Eritrean Business News: Eritrea’s mining activities and the resulting economic trade, investment and market movements are clearly showing signs of change in terms of the nation’s trade balance. The trade balance in simple terms is a measure comparing your earning against your expenses, in the same way you would review your household costs and revenues at the end of each month.

In a national economy it is the measure which compares earnings from exports of goods and services versus expenses from imports of goods and services. Although, economics argue what might be better a trade surplus, when your exports exceed your imports in monetary terms, or trade deficits, when your imports exceed your exports in monetary terms, it depends on many other factors and it might not harm if the balance does not tip to much either way.

2011 was definately a game-changer for the revival of the Eritrean economy, as the African Development Bank (AfDB) highlighted earlier this year the economic growth was strong in 2011 estimated to be 8.2%, compared to 2.2% in 2010. This kind of year-over-year jump is very unusual, and only seen in economies, which start their economic development from scratch.

Eritrea’s Global Trade Values, Comesa

Since 2007 imports have increased fueled by the need of machines, hardware and technology to build the mining industry until it would be ready to start producing exports for the national economy. This were necessary investment in previous years to be able to witness the return on capital employed we start to see emerging now.

With the first Eritrean gold mine, operated by Nevsun Resources, having started production in 2011 the country’s exports jumped enormously compared to 2010, while imports showed a moderate increase for the same period. Eritrea’s historic current account deficit is expected to turn to a trade surplus in 2012 largely due to higher exports revenues from gold an silver, according to the AfDB .

Eritrea’s biggest export trade partners within the Comesa region in 2011, were Kenya, Egypt and Sudan, whereas Eritrea imports most goods and services within the Comesa region from Egypt.

The biggest impact on the trade balance however comes from global trade partners. Top global export partners in 2011 was Canada followed by the Comesa region, European Union and China. Canada as the origin country of Stock Exchange-listed miner Nevsun Resources, shows that operational production of the Bisha mine has kickstarted exports and therefore increased national earnings, strongly needed to pay for domestic and international expenses. Top export goods in 2011 were gold and silver.

Top global import partner in 2011 is China followed by the Comesa region and the European Union. Top imported goods are sugar, wheat and motor vehicles, bulldozers, lorries to provide for the growing need of the expanding mining industry.

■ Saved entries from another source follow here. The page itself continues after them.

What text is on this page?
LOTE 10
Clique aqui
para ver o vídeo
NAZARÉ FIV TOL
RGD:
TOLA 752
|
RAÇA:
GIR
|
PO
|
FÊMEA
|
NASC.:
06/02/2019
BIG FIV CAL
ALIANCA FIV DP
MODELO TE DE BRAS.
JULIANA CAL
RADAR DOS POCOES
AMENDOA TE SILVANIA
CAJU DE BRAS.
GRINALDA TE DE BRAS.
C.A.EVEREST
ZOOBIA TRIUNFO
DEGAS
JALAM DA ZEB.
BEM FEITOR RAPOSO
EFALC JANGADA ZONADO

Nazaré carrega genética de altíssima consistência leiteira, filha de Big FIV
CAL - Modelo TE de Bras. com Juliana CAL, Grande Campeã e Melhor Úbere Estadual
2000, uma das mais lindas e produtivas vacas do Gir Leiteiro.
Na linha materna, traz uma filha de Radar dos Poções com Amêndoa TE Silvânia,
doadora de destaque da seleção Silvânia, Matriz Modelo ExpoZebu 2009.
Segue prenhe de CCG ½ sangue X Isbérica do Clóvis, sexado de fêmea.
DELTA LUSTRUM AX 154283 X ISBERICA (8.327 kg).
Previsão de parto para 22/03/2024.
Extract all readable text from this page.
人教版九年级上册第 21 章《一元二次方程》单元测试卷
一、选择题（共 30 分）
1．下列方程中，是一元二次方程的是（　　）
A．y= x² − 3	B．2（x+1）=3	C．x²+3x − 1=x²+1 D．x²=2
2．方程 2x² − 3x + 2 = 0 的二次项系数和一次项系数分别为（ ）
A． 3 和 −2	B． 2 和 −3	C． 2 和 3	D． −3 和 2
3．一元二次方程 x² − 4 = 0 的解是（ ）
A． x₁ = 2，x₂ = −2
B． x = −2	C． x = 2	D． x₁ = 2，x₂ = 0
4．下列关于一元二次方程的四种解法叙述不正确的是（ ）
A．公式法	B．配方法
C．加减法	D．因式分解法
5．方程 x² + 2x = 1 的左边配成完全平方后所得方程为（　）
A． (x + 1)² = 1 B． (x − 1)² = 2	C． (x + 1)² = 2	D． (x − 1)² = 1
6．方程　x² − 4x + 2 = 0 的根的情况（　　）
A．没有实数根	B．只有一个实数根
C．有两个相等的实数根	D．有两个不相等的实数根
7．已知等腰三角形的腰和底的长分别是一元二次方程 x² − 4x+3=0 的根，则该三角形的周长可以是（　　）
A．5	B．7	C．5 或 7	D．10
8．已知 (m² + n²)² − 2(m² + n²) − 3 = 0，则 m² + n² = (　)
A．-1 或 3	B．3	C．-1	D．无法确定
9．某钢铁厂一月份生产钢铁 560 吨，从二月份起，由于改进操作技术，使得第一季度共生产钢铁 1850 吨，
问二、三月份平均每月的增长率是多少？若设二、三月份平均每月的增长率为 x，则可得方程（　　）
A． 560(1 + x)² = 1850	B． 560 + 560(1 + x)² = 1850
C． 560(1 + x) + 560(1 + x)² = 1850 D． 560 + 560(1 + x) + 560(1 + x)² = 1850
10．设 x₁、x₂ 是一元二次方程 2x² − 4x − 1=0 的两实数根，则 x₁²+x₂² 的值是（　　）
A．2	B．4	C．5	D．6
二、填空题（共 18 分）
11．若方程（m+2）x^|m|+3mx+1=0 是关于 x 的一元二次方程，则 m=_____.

Development takes time and self-reliance is not easily earned but signs are looking good that the economic outlook for the coming years is bright.

This can bring along improvements in living standards and socio-economic aspects and further enhancement of good trade relations within the region and beyond, given that Africa collectively pursues peace and stability

The AfDB acknowledges Eritrea’s national development priorities are clearly spelled out in its human resources, infrastructure and food security programmes and policy statements. The country focuses on self-reliance to a degree not seen elsewhere in Africa. It also boasts a functioning education and health system.

To assure continues economic stability and growth for many many years to come the challenge of being able to stimulate other economic sectors next to mining plays a crucial role. Only the multiplier effect of mining on other industries such as construction, tourism, agriculture, transport, manufacturing, marine and fisheries etc., can guarantee, if successful, long term sustainable economic growth.